Weatherly spent his childhood on a sheep and cattle station in western Victoria. While he was studying at Cambridge University he began his career as a wildlife artist with an exhibition of wood carvings at the Moreland Gallery in London in 1969. After solo exhibitions in London, and travels in Zimbabwe where he assisted in wildlife research, he returned to Australia where he became the Foundation President of the Society of Wildlife Artists of Australasia.

From 1977 to 1981 Weatherly undertook extensive fieldwork in Australia and New Guinea with ornithologist Richard Schodde, visiting the habitats of, and studying, all species of malurid wrens, in preparation for an important monograph. This work, with the text by Schodde and illustrations by Weatherly, was published in 1982.

In the early 1990s he was invited by the ANARE to participate in the Ecosystem Monitoring Project for the Commission for the Conservation of Antarctic Marine Living Resources. Consequently, he spent several months based at Mawson Station in Antarctica, setting up the research project and studying Adelie penguins.
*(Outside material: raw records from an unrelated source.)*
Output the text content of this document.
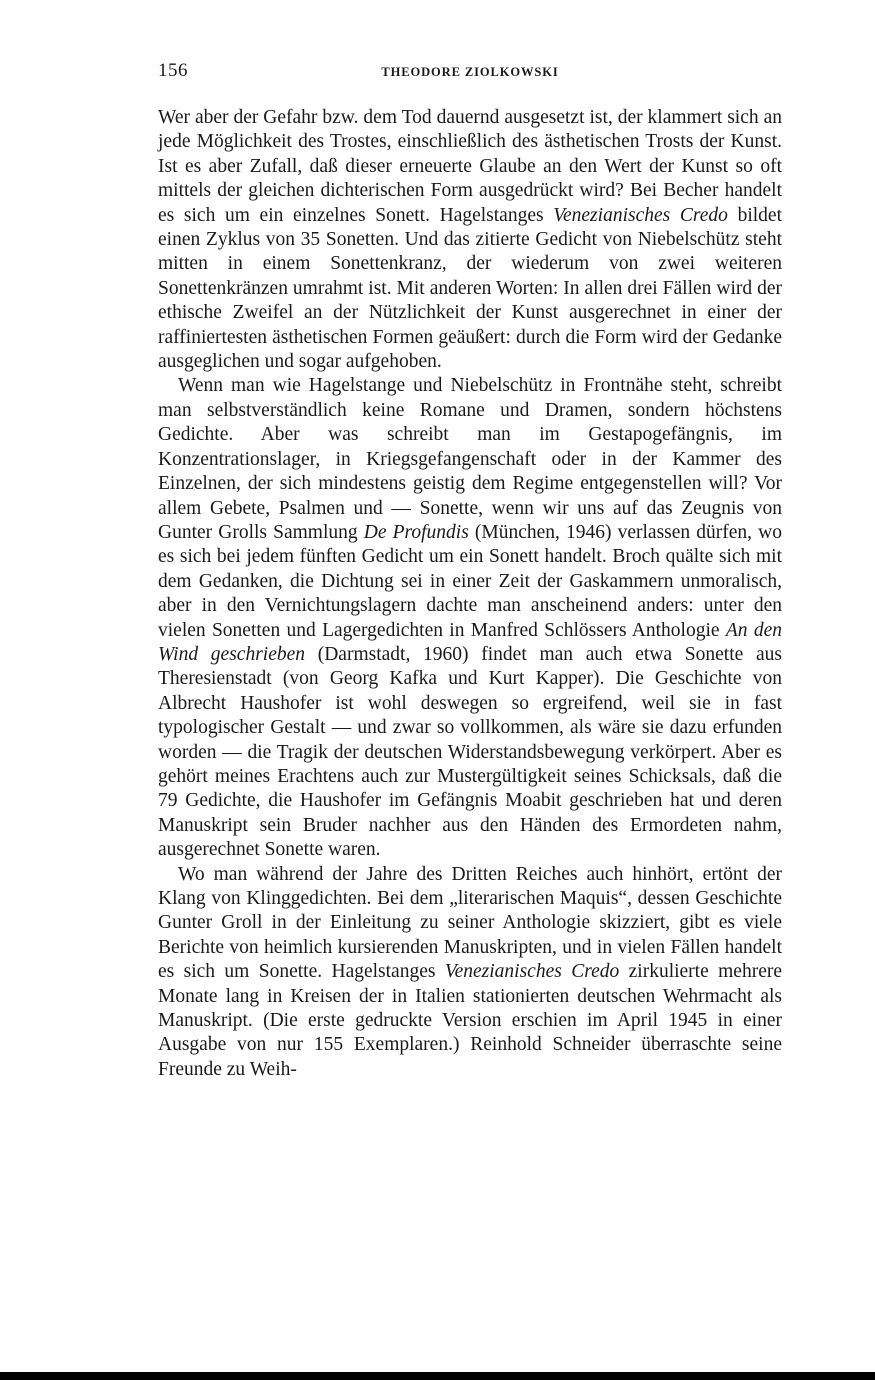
156	THEODORE ZIOLKOWSKI

Wer aber der Gefahr bzw. dem Tod dauernd ausgesetzt ist, der klammert sich an jede Möglichkeit des Trostes, einschließlich des ästhetischen Trosts der Kunst. Ist es aber Zufall, daß dieser erneuerte Glaube an den Wert der Kunst so oft mittels der gleichen dichterischen Form ausgedrückt wird? Bei Becher handelt es sich um ein einzelnes Sonett. Hagelstanges Venezianisches Credo bildet einen Zyklus von 35 Sonetten. Und das zitierte Gedicht von Niebelschütz steht mitten in einem Sonettenkranz, der wiederum von zwei weiteren Sonettenkränzen umrahmt ist. Mit anderen Worten: In allen drei Fällen wird der ethische Zweifel an der Nützlichkeit der Kunst ausgerechnet in einer der raffiniertesten ästhetischen Formen geäußert: durch die Form wird der Gedanke ausgeglichen und sogar aufgehoben.

Wenn man wie Hagelstange und Niebelschütz in Frontnähe steht, schreibt man selbstverständlich keine Romane und Dramen, sondern höchstens Gedichte. Aber was schreibt man im Gestapogefängnis, im Konzentrationslager, in Kriegsgefangenschaft oder in der Kammer des Einzelnen, der sich mindestens geistig dem Regime entgegenstellen will? Vor allem Gebete, Psalmen und — Sonette, wenn wir uns auf das Zeugnis von Gunter Grolls Sammlung De Profundis (München, 1946) verlassen dürfen, wo es sich bei jedem fünften Gedicht um ein Sonett handelt. Broch quälte sich mit dem Gedanken, die Dichtung sei in einer Zeit der Gaskammern unmoralisch, aber in den Vernichtungslagern dachte man anscheinend anders: unter den vielen Sonetten und Lagergedichten in Manfred Schlössers Anthologie An den Wind geschrieben (Darmstadt, 1960) findet man auch etwa Sonette aus Theresienstadt (von Georg Kafka und Kurt Kapper). Die Geschichte von Albrecht Haushofer ist wohl deswegen so ergreifend, weil sie in fast typologischer Gestalt — und zwar so vollkommen, als wäre sie dazu erfunden worden — die Tragik der deutschen Widerstandsbewegung verkörpert. Aber es gehört meines Erachtens auch zur Mustergültigkeit seines Schicksals, daß die 79 Gedichte, die Haushofer im Gefängnis Moabit geschrieben hat und deren Manuskript sein Bruder nachher aus den Händen des Ermordeten nahm, ausgerechnet Sonette waren.

Wo man während der Jahre des Dritten Reiches auch hinhört, ertönt der Klang von Klinggedichten. Bei dem „literarischen Maquis“, dessen Geschichte Gunter Groll in der Einleitung zu seiner Anthologie skizziert, gibt es viele Berichte von heimlich kursierenden Manuskripten, und in vielen Fällen handelt es sich um Sonette. Hagelstanges Venezianisches Credo zirkulierte mehrere Monate lang in Kreisen der in Italien stationierten deutschen Wehrmacht als Manuskript. (Die erste gedruckte Version erschien im April 1945 in einer Ausgabe von nur 155 Exemplaren.) Reinhold Schneider überraschte seine Freunde zu Weih-
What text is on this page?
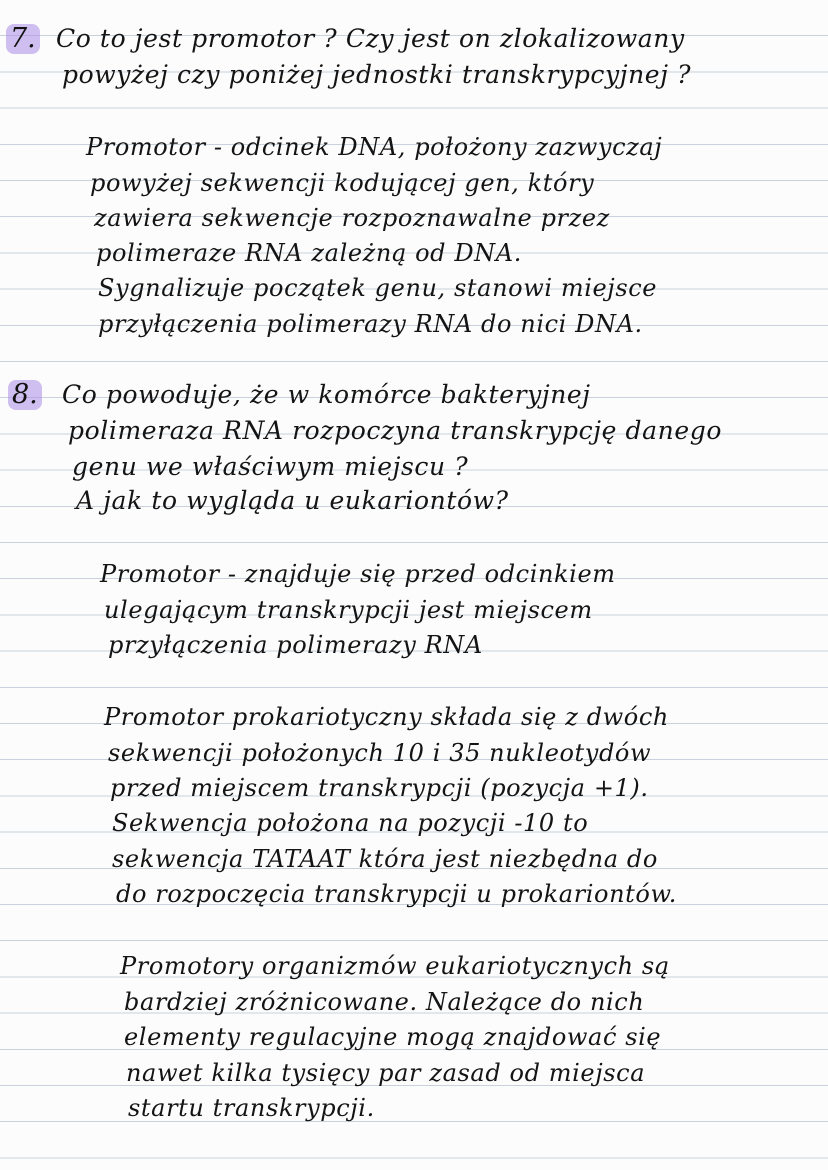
7. Co to jest promotor ? Czy jest on zlokalizowany
powyżej czy poniżej jednostki transkrypcyjnej ?
Promotor - odcinek DNA, położony zazwyczaj
powyżej sekwencji kodującej gen, który
zawiera sekwencje rozpoznawalne przez
polimeraze RNA zależną od DNA.
Sygnalizuje początek genu, stanowi miejsce
przyłączenia polimerazy RNA do nici DNA.
8. Co powoduje, że w komórce bakteryjnej
polimeraza RNA rozpoczyna transkrypcję danego
genu we właściwym miejscu ?
A jak to wygląda u eukariontów?
Promotor - znajduje się przed odcinkiem
ulegającym transkrypcji jest miejscem
przyłączenia polimerazy RNA
Promotor prokariotyczny składa się z dwóch
sekwencji położonych 10 i 35 nukleotydów
przed miejscem transkrypcji (pozycja +1).
Sekwencja położona na pozycji -10 to
sekwencja TATAAT która jest niezbędna do
do rozpoczęcia transkrypcji u prokariontów.
Promotory organizmów eukariotycznych są
bardziej zróżnicowane. Należące do nich
elementy regulacyjne mogą znajdować się
nawet kilka tysięcy par zasad od miejsca
startu transkrypcji.
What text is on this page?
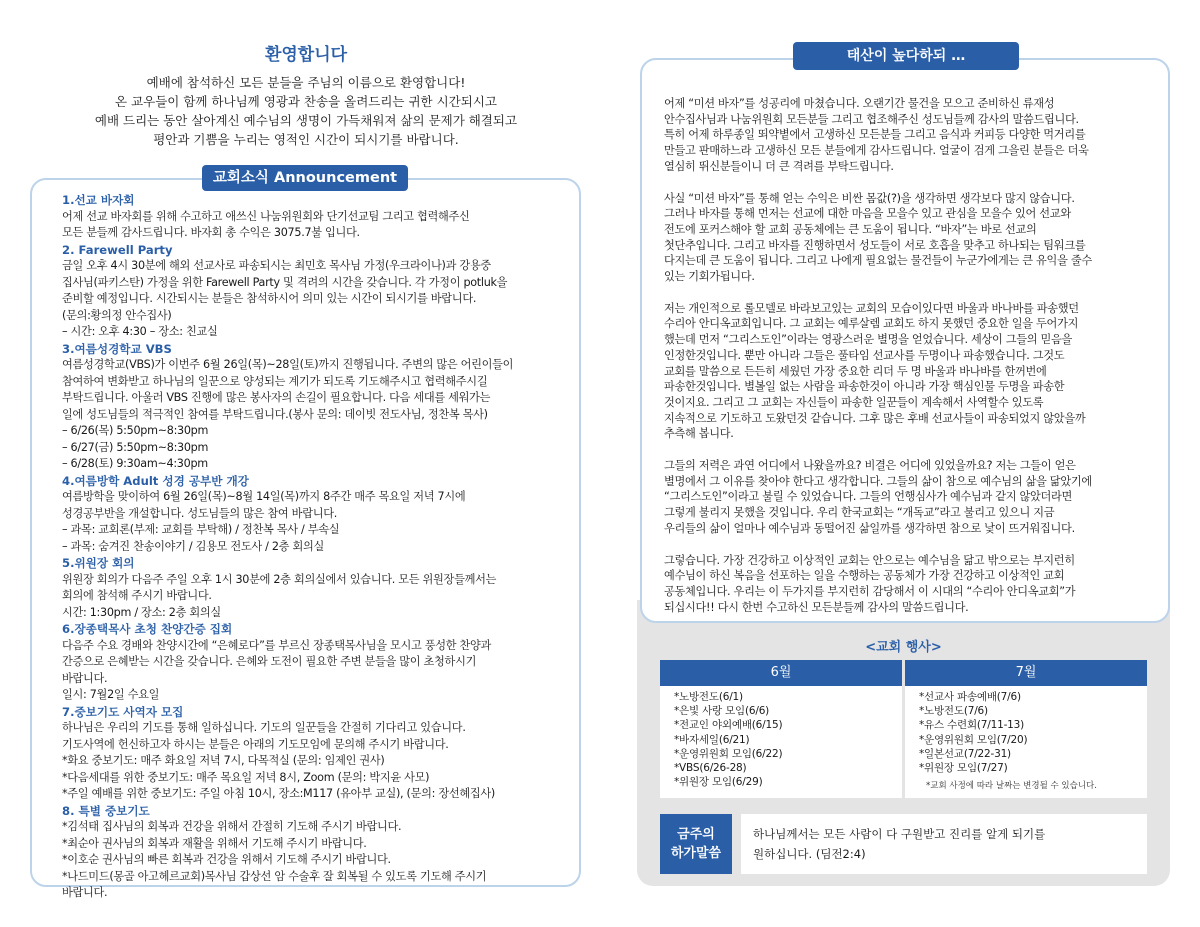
환영합니다
예배에 참석하신 모든 분들을 주님의 이름으로 환영합니다!
온 교우들이 함께 하나님께 영광과 찬송을 올려드리는 귀한 시간되시고
예배 드리는 동안 살아계신 예수님의 생명이 가득채워져 삶의 문제가 해결되고
평안과 기쁨을 누리는 영적인 시간이 되시기를 바랍니다.
1.선교 바자회
어제 선교 바자회를 위해 수고하고 애쓰신 나눔위원회와 단기선교팀 그리고 협력해주신
모든 분들께 감사드립니다. 바자회 총 수익은 3075.7불 입니다.
2. Farewell Party
금일 오후 4시 30분에 해외 선교사로 파송되시는 최민호 목사님 가정(우크라이나)과 강용중
집사님(파키스탄) 가정을 위한 Farewell Party 및 격려의 시간을 갖습니다. 각 가정이 potluk을
준비할 예정입니다. 시간되시는 분들은 참석하시어 의미 있는 시간이 되시기를 바랍니다.
(문의:황의정 안수집사)
– 시간: 오후 4:30 – 장소: 친교실
3.여름성경학교 VBS
여름성경학교(VBS)가 이번주 6월 26일(목)~28일(토)까지 진행됩니다. 주변의 많은 어린이들이
참여하여 변화받고 하나님의 일꾼으로 양성되는 계기가 되도록 기도해주시고 협력해주시길
부탁드립니다. 아울러 VBS 진행에 많은 봉사자의 손길이 필요합니다. 다음 세대를 세워가는
일에 성도님들의 적극적인 참여를 부탁드립니다.(봉사 문의: 데이빗 전도사님, 정찬복 목사)
– 6/26(목) 5:50pm~8:30pm
– 6/27(금) 5:50pm~8:30pm
– 6/28(토) 9:30am~4:30pm
4.여름방학 Adult 성경 공부반 개강
여름방학을 맞이하여 6월 26일(목)~8월 14일(목)까지 8주간 매주 목요일 저녁 7시에
성경공부반을 개설합니다. 성도님들의 많은 참여 바랍니다.
– 과목: 교회론(부제: 교회를 부탁해) / 정찬복 목사 / 부속실
– 과목: 숨겨진 찬송이야기 / 김용모 전도사 / 2층 회의실
5.위원장 회의
위원장 회의가 다음주 주일 오후 1시 30분에 2층 회의실에서 있습니다. 모든 위원장들께서는
회의에 참석해 주시기 바랍니다.
시간: 1:30pm / 장소: 2층 회의실
6.장종택목사 초청 찬양간증 집회
다음주 수요 경배와 찬양시간에 “은혜로다”를 부르신 장종택목사님을 모시고 풍성한 찬양과
간증으로 은혜받는 시간을 갖습니다. 은혜와 도전이 필요한 주변 분들을 많이 초청하시기
바랍니다.
일시: 7월2일 수요일
7.중보기도 사역자 모집
하나님은 우리의 기도를 통해 일하십니다. 기도의 일꾼들을 간절히 기다리고 있습니다.
기도사역에 헌신하고자 하시는 분들은 아래의 기도모임에 문의해 주시기 바랍니다.
*화요 중보기도: 매주 화요일 저녁 7시, 다목적실 (문의: 임제인 권사)
*다음세대를 위한 중보기도: 매주 목요일 저녁 8시, Zoom (문의: 박지윤 사모)
*주일 예배를 위한 중보기도: 주일 아침 10시, 장소:M117 (유아부 교실), (문의: 장선혜집사)
8. 특별 중보기도
*김석태 집사님의 회복과 건강을 위해서 간절히 기도해 주시기 바랍니다.
*최순아 권사님의 회복과 재활을 위해서 기도해 주시기 바랍니다.
*이호순 권사님의 빠른 회복과 건강을 위해서 기도해 주시기 바랍니다.
*나드미드(몽골 아고헤르교회)목사님 갑상선 암 수술후 잘 회복될 수 있도록 기도해 주시기
바랍니다.
교회소식 Announcement
어제 “미션 바자”를 성공리에 마쳤습니다. 오랜기간 물건을 모으고 준비하신 류재성
안수집사님과 나눔위원회 모든분들 그리고 협조해주신 성도님들께 감사의 말씀드립니다.
특히 어제 하루종일 뙤약볕에서 고생하신 모든분들 그리고 음식과 커피등 다양한 먹거리를
만들고 판매하느라 고생하신 모든 분들에게 감사드립니다. 얼굴이 검게 그을린 분들은 더욱
열심히 뛰신분들이니 더 큰 격려를 부탁드립니다.
사실 “미션 바자”를 통해 얻는 수익은 비싼 몸값(?)을 생각하면 생각보다 많지 않습니다.
그러나 바자를 통해 먼저는 선교에 대한 마음을 모을수 있고 관심을 모을수 있어 선교와
전도에 포커스해야 할 교회 공동체에는 큰 도움이 됩니다. “바자”는 바로 선교의
첫단추입니다. 그리고 바자를 진행하면서 성도들이 서로 호흡을 맞추고 하나되는 팀워크를
다지는데 큰 도움이 됩니다. 그리고 나에게 필요없는 물건들이 누군가에게는 큰 유익을 줄수
있는 기회가됩니다.
저는 개인적으로 롤모델로 바라보고있는 교회의 모습이있다면 바울과 바나바를 파송했던
수리아 안디옥교회입니다. 그 교회는 예루살렘 교회도 하지 못했던 중요한 일을 두어가지
했는데 먼저 “그리스도인”이라는 영광스러운 별명을 얻었습니다. 세상이 그들의 믿음을
인정한것입니다. 뿐만 아니라 그들은 풀타임 선교사를 두명이나 파송했습니다. 그것도
교회를 말씀으로 든든히 세웠던 가장 중요한 리더 두 명 바울과 바나바를 한꺼번에
파송한것입니다. 별볼일 없는 사람을 파송한것이 아니라 가장 핵심인물 두명을 파송한
것이지요. 그리고 그 교회는 자신들이 파송한 일꾼들이 계속해서 사역할수 있도록
지속적으로 기도하고 도왔던것 같습니다. 그후 많은 후배 선교사들이 파송되었지 않았을까
추측해 봅니다.
그들의 저력은 과연 어디에서 나왔을까요? 비결은 어디에 있었을까요? 저는 그들이 얻은
별명에서 그 이유를 찾아야 한다고 생각합니다. 그들의 삶이 참으로 예수님의 삶을 닮았기에
“그리스도인”이라고 불릴 수 있었습니다. 그들의 언행심사가 예수님과 같지 않았더라면
그렇게 불리지 못했을 것입니다. 우리 한국교회는 “개독교”라고 불리고 있으니 지금
우리들의 삶이 얼마나 예수님과 동떨어진 삶일까를 생각하면 참으로 낯이 뜨거워집니다.
그렇습니다. 가장 건강하고 이상적인 교회는 안으로는 예수님을 닮고 밖으로는 부지런히
예수님이 하신 복음을 선포하는 일을 수행하는 공동체가 가장 건강하고 이상적인 교회
공동체입니다. 우리는 이 두가지를 부지런히 감당해서 이 시대의 “수리아 안디옥교회”가
되십시다!! 다시 한번 수고하신 모든분들께 감사의 말씀드립니다.
태산이 높다하되 …
<교회 행사>
6월
*노방전도(6/1)
*은빛 사랑 모임(6/6)
*전교인 야외예배(6/15)
*바자세일(6/21)
*운영위원회 모임(6/22)
*VBS(6/26-28)
*위원장 모임(6/29)
7월
*선교사 파송예배(7/6)
*노방전도(7/6)
*유스 수련회(7/11-13)
*운영위원회 모임(7/20)
*일본선교(7/22-31)
*위원장 모임(7/27)
*교회 사정에 따라 날짜는 변경될 수 있습니다.
금주의
하가말씀
하나님께서는 모든 사람이 다 구원받고 진리를 알게 되기를
원하십니다. (딤전2:4)
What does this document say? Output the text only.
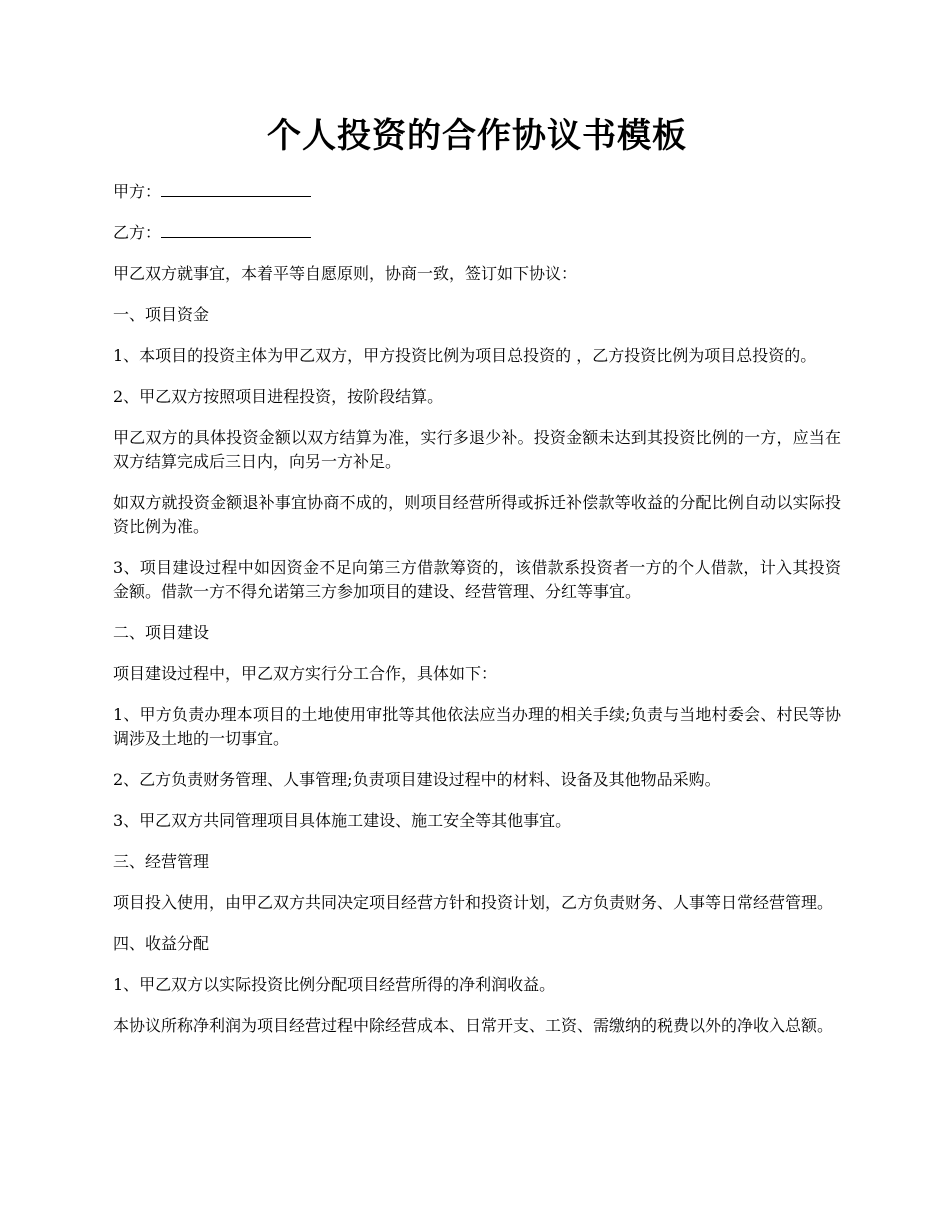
个人投资的合作协议书模板

甲方：

乙方：

甲乙双方就事宜，本着平等自愿原则，协商一致，签订如下协议：

一、项目资金

1、本项目的投资主体为甲乙双方，甲方投资比例为项目总投资的 ，乙方投资比例为项目总投资的。

2、甲乙双方按照项目进程投资，按阶段结算。

甲乙双方的具体投资金额以双方结算为准，实行多退少补。投资金额未达到其投资比例的一方，应当在双方结算完成后三日内，向另一方补足。

如双方就投资金额退补事宜协商不成的，则项目经营所得或拆迁补偿款等收益的分配比例自动以实际投资比例为准。

3、项目建设过程中如因资金不足向第三方借款筹资的，该借款系投资者一方的个人借款，计入其投资金额。借款一方不得允诺第三方参加项目的建设、经营管理、分红等事宜。

二、项目建设

项目建设过程中，甲乙双方实行分工合作，具体如下：

1、甲方负责办理本项目的土地使用审批等其他依法应当办理的相关手续;负责与当地村委会、村民等协调涉及土地的一切事宜。

2、乙方负责财务管理、人事管理;负责项目建设过程中的材料、设备及其他物品采购。

3、甲乙双方共同管理项目具体施工建设、施工安全等其他事宜。

三、经营管理

项目投入使用，由甲乙双方共同决定项目经营方针和投资计划，乙方负责财务、人事等日常经营管理。

四、收益分配

1、甲乙双方以实际投资比例分配项目经营所得的净利润收益。

本协议所称净利润为项目经营过程中除经营成本、日常开支、工资、需缴纳的税费以外的净收入总额。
As well as travelling extensively, Weatherly lives and works at Connewarran in western Victoria, the area where he was brought up. He served as inaugural Chairman of Watershed 2000 a project which involves the wider community in the management of their catchment area, part of which is the restoration and management of 800,000 ha of habitat to act as a 200 km connection between the Otway Ranges and the Grampians Ranges in western Victoria. He is an Honorary Associate in ornithology at the National Museum of Victoria.